This past Halloween, my family and I escaped the gray of Michigan for a week of fun at Disney World and Universal Studios.  Months earlier, we’d made a unanimous family decision at the kitchen table with a map of the U.S. spread out. While the idea of visiting the Florida theme parks with my wife and three daughters seemed like a “can’t miss” positive result. I realized that if I was going to return to Michigan in one piece, I needed to satisfy a set of minimum requirements which existed just under the surface.  There were real boxes that would need checking in order to declare the trip a victory. 

The non-negotiables to consider this trip successful included, my 14-year old requiring a wand from Ollivanders Wand Shop at the Wizarding World of Harry Potter™.  The 11-year old begging for time at Disney’s Animal Kingdom; but settling for SeaWorld.  The 7-year old wasn’t coming home until she met and received autographs from 90% of the princesses spanning 60 years of Disney titles.  My wife added her two cents by suggesting (ahem, demanding), that we spend time with her cousins who lived near Orlando. 

My own requirements were minimal.  I wanted to go on a few thrill rides, enjoy myself at Epcot, and if things really went my way – there’d be minimal child squabbling – if you’ve taken a family Disney trip, you understand this qualifier.  Most importantly, accomplishing any one task could not be at the expense of any other.  Suddenly, this relaxing week of fun had a number of key performance indicators which would determine the effectiveness of the effort.  Suddenly the idea of a simple week in Florida, wasn’t so simple after all.

Puzzle.jpgAnd so it is, when I speak with organizations requiring a workforce solution with a specific business outcome, I invariably find boxes which require checking under the surface.  Programs designed to save money, as an example, might be supported by procurement departments without regard to their effect on the quality metrics required by the business.  Talent acquisition departments might push for scalability or access to timely talent, without sensitivity to the impact on program compliance – or worse yet – other strategic initiatives like Safety or Diversity.  It requires us, as trusted advisors, to ask these questions:  Is everyone at the table who needs (or would want) to be?  Does everyone agree with the solution, and its potential for secondary impact?  How can we help communicate value to all those touched by the outcome?  What boxes need to be checked?
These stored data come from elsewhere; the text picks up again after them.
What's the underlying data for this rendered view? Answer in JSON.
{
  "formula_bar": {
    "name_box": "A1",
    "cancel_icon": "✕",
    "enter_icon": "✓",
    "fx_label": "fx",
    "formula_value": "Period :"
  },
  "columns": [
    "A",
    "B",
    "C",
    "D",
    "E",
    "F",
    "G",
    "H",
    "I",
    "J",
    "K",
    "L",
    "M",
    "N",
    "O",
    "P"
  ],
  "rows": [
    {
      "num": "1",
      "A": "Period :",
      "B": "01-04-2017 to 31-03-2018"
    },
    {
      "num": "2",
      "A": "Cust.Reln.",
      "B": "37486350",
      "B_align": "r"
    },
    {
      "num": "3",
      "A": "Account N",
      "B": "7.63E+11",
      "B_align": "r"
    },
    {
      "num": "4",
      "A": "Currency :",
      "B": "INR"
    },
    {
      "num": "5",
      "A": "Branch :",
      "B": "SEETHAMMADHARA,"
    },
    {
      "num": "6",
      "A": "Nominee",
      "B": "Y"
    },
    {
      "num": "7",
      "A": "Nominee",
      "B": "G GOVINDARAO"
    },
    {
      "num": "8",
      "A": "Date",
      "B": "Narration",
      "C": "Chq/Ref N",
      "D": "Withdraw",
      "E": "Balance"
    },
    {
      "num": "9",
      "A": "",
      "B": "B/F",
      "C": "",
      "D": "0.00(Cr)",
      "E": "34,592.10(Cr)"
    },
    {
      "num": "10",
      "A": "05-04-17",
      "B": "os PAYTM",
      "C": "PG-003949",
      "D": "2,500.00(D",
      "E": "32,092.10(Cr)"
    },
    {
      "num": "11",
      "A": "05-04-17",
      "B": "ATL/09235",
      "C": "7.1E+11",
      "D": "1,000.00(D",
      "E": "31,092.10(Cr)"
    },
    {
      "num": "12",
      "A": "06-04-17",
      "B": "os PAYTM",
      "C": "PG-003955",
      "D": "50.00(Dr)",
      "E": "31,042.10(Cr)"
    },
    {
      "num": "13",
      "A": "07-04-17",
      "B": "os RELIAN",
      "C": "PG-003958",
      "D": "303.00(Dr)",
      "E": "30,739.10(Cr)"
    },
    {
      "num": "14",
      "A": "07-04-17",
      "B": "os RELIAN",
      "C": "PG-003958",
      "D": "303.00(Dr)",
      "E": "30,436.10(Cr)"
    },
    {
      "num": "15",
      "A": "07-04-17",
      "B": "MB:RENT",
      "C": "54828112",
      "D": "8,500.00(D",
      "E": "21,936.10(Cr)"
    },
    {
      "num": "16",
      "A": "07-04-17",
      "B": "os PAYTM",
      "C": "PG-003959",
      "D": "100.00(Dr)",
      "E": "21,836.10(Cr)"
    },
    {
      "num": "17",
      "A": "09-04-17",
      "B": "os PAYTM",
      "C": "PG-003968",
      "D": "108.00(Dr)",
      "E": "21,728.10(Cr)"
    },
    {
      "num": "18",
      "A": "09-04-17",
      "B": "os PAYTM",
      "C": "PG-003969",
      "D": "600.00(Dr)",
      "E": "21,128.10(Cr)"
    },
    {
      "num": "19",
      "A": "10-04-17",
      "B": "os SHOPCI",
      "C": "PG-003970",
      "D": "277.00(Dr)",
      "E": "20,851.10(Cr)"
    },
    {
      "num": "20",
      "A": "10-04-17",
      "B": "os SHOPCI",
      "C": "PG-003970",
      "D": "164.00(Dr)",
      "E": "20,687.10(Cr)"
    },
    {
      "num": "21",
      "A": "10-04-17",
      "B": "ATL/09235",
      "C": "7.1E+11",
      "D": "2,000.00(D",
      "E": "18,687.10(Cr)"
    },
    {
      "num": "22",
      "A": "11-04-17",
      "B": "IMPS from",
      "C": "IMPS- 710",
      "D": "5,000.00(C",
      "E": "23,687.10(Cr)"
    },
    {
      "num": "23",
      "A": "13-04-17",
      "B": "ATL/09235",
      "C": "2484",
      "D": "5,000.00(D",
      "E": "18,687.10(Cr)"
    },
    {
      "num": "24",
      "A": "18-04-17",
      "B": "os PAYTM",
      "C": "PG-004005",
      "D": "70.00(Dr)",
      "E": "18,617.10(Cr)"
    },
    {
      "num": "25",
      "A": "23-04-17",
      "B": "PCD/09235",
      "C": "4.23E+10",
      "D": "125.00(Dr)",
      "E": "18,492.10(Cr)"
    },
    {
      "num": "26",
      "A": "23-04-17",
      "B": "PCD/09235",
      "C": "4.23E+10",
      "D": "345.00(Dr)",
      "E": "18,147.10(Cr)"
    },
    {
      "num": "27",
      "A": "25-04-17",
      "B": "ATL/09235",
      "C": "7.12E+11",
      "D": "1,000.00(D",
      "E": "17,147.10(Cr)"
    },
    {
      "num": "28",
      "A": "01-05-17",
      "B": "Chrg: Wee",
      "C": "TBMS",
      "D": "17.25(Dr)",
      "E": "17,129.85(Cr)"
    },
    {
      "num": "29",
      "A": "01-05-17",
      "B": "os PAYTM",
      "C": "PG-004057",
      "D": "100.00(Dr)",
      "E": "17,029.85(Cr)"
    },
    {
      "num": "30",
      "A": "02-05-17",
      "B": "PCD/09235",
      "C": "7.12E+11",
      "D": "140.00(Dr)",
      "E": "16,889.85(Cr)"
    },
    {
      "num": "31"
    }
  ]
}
Stephen R. Covey’s fifth habit suggests that we “First Understand. Then be understood.”  This habit holds particularly true when it comes to designing workforce solutions achieving great results for organizations with varied stakeholders.  When organizations first seek to understand the total impact to the wider audience concerned, they put themselves in a significantly stronger position to agree on the boxes needing to be checked to produce a great outcome.  Your workforce solution partner can be a significant asset in helping build that value proposition internally.  Posing questions like:

  • What does a great outcome look like, and how do we measure it?
  • What secondary impacts are we willing to tolerate in order to obtain the outcome?
  • Have we ensured all departments impacted by the solution have had a chance to express their concerns?
  • Has a steering committee been established, charged with ensuring effective communication?

We’ve learned, both personally and professionally, that having a clear positive result in mind is not enough.  Understanding the undercurrent of any solution, and how it impacts those with passions and responsibilities of their own, may be the key to designing and executing a great result.   At a minimum, it will steer you clear of disappointed children, and an unenthusiastic wife.